I love paradoxes and counterintuitive gedankenexperiments (thought experiments). In this post I will present a paradox consisting of a game with coins and bets.

Imagine the following game:

The initial stake begins at 2 dollars and is doubled every time heads appear. The first time tails appear, the game ends and the player wins whatever is in the pot. Mathematically, the player wins $$2^{k+1}$$ dollars, where $$k$$ is the number of consecutive head tosses.

The question is then, how much money would you pay to play this game?

The logical decision would be to compute the expected prize of the process and just pay a little bit less to enter the game. Let’s do the numbers!

$\langle \text{prize} \rangle = \sum_{i=0}^{\infty} p_i \times \textrm{prize}_i = \sum_{i=1}^{\infty} \frac{1}{2^i} 2^i = \sum_{i=0}^{\infty} 1 = \infty$

WOW! The expected prize is $$\infty$$, which means that a rational player would be willing to pay an infinite quantity of money to play the game.

# Classical solutions

It turns out this paradox is a well-documented thing, and it’s called the St. Petersburg Paradox. In this section, we’ll explore some solutions that people much more intelligent than me have encountered to the paradox.

## Utility theory

One of the solutions to the paradox comes from David Bernoulli (from the amazing Bernoulli family). The solution is based on the fact that the gain of the game has a different utility depending on the total wealth of the player. In Bernoulli’s words

The determination of the value of an item must not be based on the price, but rather on the utility it yields. There is no doubt that a gain of one thousand ducats is more significant to the pauper than to a rich man though both gain the same amount.

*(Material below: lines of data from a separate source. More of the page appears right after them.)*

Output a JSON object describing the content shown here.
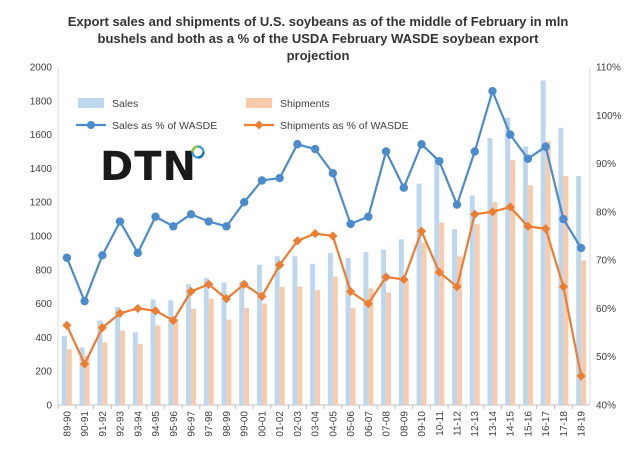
{
  "chart_data": {
    "type": "bar",
    "title": [
      "Export sales and shipments of U.S. soybeans as of the middle of February in mln",
      "bushels and both as a % of the USDA February WASDE soybean export",
      "projection"
    ],
    "categories": [
      "89-90",
      "90-91",
      "91-92",
      "92-93",
      "93-94",
      "94-95",
      "95-96",
      "96-97",
      "97-98",
      "98-99",
      "99-00",
      "00-01",
      "01-02",
      "02-03",
      "03-04",
      "04-05",
      "05-06",
      "06-07",
      "07-08",
      "08-09",
      "09-10",
      "10-11",
      "11-12",
      "12-13",
      "13-14",
      "14-15",
      "15-16",
      "16-17",
      "17-18",
      "18-19"
    ],
    "left_axis": {
      "min": 0,
      "max": 2000,
      "ticks": [
        "0",
        "200",
        "400",
        "600",
        "800",
        "1000",
        "1200",
        "1400",
        "1600",
        "1800",
        "2000"
      ]
    },
    "right_axis": {
      "min": 40,
      "max": 110,
      "ticks": [
        "40%",
        "50%",
        "60%",
        "70%",
        "80%",
        "90%",
        "100%",
        "110%"
      ]
    },
    "series": [
      {
        "name": "Sales",
        "kind": "bar",
        "axis": "left",
        "color": "#bdd7ee",
        "values": [
          410,
          340,
          500,
          580,
          430,
          625,
          620,
          715,
          750,
          725,
          730,
          830,
          880,
          880,
          835,
          900,
          870,
          905,
          920,
          980,
          1310,
          1460,
          1040,
          1240,
          1580,
          1700,
          1530,
          1920,
          1640,
          1355
        ]
      },
      {
        "name": "Shipments",
        "kind": "bar",
        "axis": "left",
        "color": "#f8cbad",
        "values": [
          330,
          290,
          370,
          440,
          360,
          470,
          510,
          570,
          630,
          505,
          575,
          600,
          700,
          700,
          680,
          760,
          575,
          690,
          665,
          745,
          960,
          1080,
          880,
          1070,
          1200,
          1450,
          1300,
          1560,
          1355,
          855
        ]
      },
      {
        "name": "Sales as % of WASDE",
        "kind": "line",
        "axis": "right",
        "color": "#4a8ccc",
        "marker": "circle",
        "values": [
          70.5,
          61.5,
          71,
          78,
          71.5,
          79,
          77,
          79.5,
          78,
          77,
          82,
          86.5,
          87,
          94,
          93,
          88,
          77.5,
          79,
          92.5,
          85,
          94,
          90.5,
          81.5,
          92.5,
          105,
          96,
          91,
          93.5,
          78.5,
          72.5
        ]
      },
      {
        "name": "Shipments as % of WASDE",
        "kind": "line",
        "axis": "right",
        "color": "#ed7d31",
        "marker": "diamond",
        "values": [
          56.5,
          48.5,
          56,
          59,
          60,
          59.5,
          57.5,
          63.5,
          65,
          62,
          65,
          62.5,
          69,
          74,
          75.5,
          75,
          63.5,
          61,
          66.5,
          66,
          76,
          67.5,
          64.5,
          79.5,
          80,
          81,
          77,
          76.5,
          64.5,
          46
        ]
      }
    ],
    "legend": {
      "placement": "top-left",
      "items": [
        "Sales",
        "Shipments",
        "Sales as % of WASDE",
        "Shipments as % of WASDE"
      ]
    },
    "grid": false,
    "logo_text": "DTN"
  }
}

The solution that Bernoulli presented was based on the logarithmic utility function, which is $$U(W) = \log W$$, where $$W$$ is the total wealth of the player. This means that a gain of weatlth $$k$$ implies a gain of utility of $$\Delta U = \log (W + k) - \log(W)$$. Therefore, the expected gain in utility is given by

$\Delta E(U) = \sum_{i=1}^\infty \frac{1}{2^i} \left[ \log(W + 2^i - c) - \log(W) \right]$

where $$c$$ is the cost of playing the game. A player must be willing to pay any $$c$$ that returns a positive value of $$\Delta E(U)$$.

To compute the maximum $$c$$ that a player would be willing to pay we can use the following python snippet

1 2 3 4 5 6 7 8 9 10 import numpy as np COSTS = np.linspace(0, 50, 500) # search the maximum cost to pay in this range MAX_THROWS = 50 # sum only the first MAX_THROWS elements def max_profitable_cost(w): expected_payoff = np.array([sum(1/2**i * (np.log(w + 2**i - cost) - np.log(w)) for i in range(1, MAX_THROWS)) for cost in COSTS]) return COSTS[len(expected_payoff[expected_payoff > 0])] 

For a millionaire the maximum profitable cost to pay is max_profitable_cost(10**6) = 20.92, and for Jeff Bezos (175 billion USD) max_profitable_cost(Jeff Bezos) ~ 38.5.

In the left plot, we show the relationship between the wealth of the player and the maximum profitable cost. It’s interesting to note that the maximum profitable cost grows logarithmically with respect to the wealth of the player, which is extremely slow.

## Finite resources

The classical approach to the paradox assumes an infinite amount of money by the casino. Another solution to the problem is based on the fact that no infinite supply of money exists.

Suppose that the maximum amount of money that the casino can pay is $$M$$. Then, the maximum number of rounds that a casino can pay is given by $$2^{k+1} = M$$, which is $$k^* = \textrm{floor} \left[ \log_{2} M \right]$$. Therefore, the expected value is

$\langle \textrm{prize} \rangle = \sum_{i=1}^{k^*} \frac{1}{2^i} 2^i = k^*$

This means that if you were playing against Elon Musk (265 billion USD), your expected winnings would be approximately 38 dollars. So, even if you convince Elon Musk to play this game you would get on average less than 50 dollars.